Startup guide to data cost optimization – summary

I read a lot about FinOps and cloud cost optimization those days and I came across AWS short ebook about data cost optimization

Cost optimization is part of AWS’s well-architected framework. When we think about cost optimization, we usually only consider computing resources, while there are significant optimizations that can go beyond that – storage optimization, network, etc.

Below is a combination of the six sections that appear in the e-books with some comments –

Optimize the cost of information infrastructure – the main point in this section is to use Graviton instances where applicable.

Decouple storage data from compute data – 5 suggestions here which are pretty standard –

  1. Compress data when applicable, and use optimal data structures for your task.
  2. Consider data temperature when choosing data store and storage class – use the suitable s3 storage class and manage it using a life-cycle policy.
  3. Use low-cost compute resources, such as Spot Instances, when applicable – I have some dissonance here since I’m not sure that spot instances are attractive those days (see here), specifically with the overhead of taking care of preempted instances. 
  4. Deploy compute close to data to reduce data transfer costs – trivial.
  5. Use Amazon S3 Select and Amazon S3 Glacier Select to reduce data retrieval – Amazon S3 Select has several limitations (see here), so I’m not sure it is worth the effort and better query via Athena.

Plan and provision capacity for predictable workload usage

  1. Choosing the right instance type based on workload pattern and growth  – is common sense. You’ll save a little less if you purchase convertible reserve instances. However, in a fast-changing startup environment, there is a higher chance the commitment won’t be underutilized.
  2. Deploying rightsizing based on average or medium workload usage – this contradicts best practices described in Cloud FinOps book, so I’m a bit hesitant here.
  3. Using automatic scaling capabilities to meet peak demand – is the most relevant advice in this section. Use auto-scaling groups or similar to accommodate for both performance and cost.

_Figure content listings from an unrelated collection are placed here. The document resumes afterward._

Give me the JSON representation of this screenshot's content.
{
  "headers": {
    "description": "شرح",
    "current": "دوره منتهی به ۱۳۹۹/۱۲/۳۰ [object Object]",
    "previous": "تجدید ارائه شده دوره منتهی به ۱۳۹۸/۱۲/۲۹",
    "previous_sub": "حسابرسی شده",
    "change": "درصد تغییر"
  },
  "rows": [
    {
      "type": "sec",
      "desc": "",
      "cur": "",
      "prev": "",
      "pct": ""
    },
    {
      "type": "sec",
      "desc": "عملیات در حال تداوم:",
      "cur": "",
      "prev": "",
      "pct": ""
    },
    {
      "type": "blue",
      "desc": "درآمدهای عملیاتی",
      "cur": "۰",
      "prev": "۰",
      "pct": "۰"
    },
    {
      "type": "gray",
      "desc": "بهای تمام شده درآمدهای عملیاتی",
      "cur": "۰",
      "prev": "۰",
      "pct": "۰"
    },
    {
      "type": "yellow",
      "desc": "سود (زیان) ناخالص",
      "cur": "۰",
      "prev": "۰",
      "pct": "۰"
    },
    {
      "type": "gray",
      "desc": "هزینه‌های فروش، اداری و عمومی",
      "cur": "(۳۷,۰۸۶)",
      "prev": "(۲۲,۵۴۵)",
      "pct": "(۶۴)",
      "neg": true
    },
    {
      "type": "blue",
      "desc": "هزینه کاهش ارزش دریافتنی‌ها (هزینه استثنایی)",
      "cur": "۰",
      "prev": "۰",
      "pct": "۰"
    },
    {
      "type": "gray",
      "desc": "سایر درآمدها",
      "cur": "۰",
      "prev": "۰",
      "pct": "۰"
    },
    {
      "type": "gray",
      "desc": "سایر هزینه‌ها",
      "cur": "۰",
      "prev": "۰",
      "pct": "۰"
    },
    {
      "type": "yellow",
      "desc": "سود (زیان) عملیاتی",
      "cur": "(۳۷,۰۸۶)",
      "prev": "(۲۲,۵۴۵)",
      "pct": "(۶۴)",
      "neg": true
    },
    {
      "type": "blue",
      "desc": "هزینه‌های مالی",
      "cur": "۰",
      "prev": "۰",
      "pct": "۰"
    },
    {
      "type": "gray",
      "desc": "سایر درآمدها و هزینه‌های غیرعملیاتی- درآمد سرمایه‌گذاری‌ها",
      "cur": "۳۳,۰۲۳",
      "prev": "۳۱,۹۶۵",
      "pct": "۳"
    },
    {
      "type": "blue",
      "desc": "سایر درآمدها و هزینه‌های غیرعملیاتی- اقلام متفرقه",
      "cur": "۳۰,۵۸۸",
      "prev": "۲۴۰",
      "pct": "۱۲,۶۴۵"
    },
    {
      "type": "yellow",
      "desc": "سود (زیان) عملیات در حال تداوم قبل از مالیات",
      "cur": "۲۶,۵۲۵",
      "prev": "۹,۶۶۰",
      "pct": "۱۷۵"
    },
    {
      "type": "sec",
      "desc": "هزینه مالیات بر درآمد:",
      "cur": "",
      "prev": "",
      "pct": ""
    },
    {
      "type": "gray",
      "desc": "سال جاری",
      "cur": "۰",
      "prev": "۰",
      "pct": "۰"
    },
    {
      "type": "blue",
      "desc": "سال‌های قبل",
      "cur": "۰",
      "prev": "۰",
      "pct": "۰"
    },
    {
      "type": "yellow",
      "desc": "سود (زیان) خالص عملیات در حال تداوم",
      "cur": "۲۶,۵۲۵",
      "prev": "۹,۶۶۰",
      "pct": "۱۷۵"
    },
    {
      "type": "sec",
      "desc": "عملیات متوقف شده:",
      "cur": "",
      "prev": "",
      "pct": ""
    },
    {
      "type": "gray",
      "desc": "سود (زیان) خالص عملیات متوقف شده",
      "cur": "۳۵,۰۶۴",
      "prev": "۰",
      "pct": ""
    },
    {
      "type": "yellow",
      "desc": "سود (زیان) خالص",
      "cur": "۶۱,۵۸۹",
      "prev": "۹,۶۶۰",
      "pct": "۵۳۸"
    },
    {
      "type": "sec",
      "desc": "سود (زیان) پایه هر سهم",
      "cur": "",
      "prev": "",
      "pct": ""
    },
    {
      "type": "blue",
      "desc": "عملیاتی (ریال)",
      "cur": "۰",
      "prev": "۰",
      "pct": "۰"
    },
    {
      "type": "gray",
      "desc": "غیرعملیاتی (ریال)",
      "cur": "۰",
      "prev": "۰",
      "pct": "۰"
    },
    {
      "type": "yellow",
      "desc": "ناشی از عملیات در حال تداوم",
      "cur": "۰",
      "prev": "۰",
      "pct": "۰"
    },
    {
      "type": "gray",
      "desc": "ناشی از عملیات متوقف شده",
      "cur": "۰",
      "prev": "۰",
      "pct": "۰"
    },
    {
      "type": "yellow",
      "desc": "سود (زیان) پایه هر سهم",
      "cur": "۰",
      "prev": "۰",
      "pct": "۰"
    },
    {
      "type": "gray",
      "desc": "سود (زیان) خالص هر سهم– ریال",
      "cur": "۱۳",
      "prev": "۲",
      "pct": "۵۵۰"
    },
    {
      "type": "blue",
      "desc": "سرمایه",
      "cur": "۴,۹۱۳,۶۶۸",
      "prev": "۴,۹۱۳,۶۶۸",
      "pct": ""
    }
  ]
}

Access capacity on demand for unpredictable workloads

  1. Use Amazon Athena for ad hoc SQL workloads – as mentioned above, I prefer Athena over AWS S3 Select.
  2. Use AWS Glue instead of Amazon EMR for infrequent ETL jobs – I don’t have a strong opinion here, but if you have a data strategy in mind, I will try to adjust to it. Additionally, I feel that other AWS can be even easier and cost-effective to work with—for example,  Apache Spark in Amazon Athena, step functions, etc.
  3. Use on-demand resources for transient workloads or short-term development and testing needs – having said that, you should still keep an eye on your production services, ensure they are utilized correctly and rightsize them if needed.

Avoid data duplication with a centralized storage layer

Implement a central storage layer to share data among tenants – I would shorten it to saying, “have a data strategy” – where you are, where you want to go, etc., which is not trivial in early startup days.

Leverage up to $100,000 in AWS Activate credits

This might be a bit contracting to the rest of the document since it feels like free money and delays your concern about cloud costs.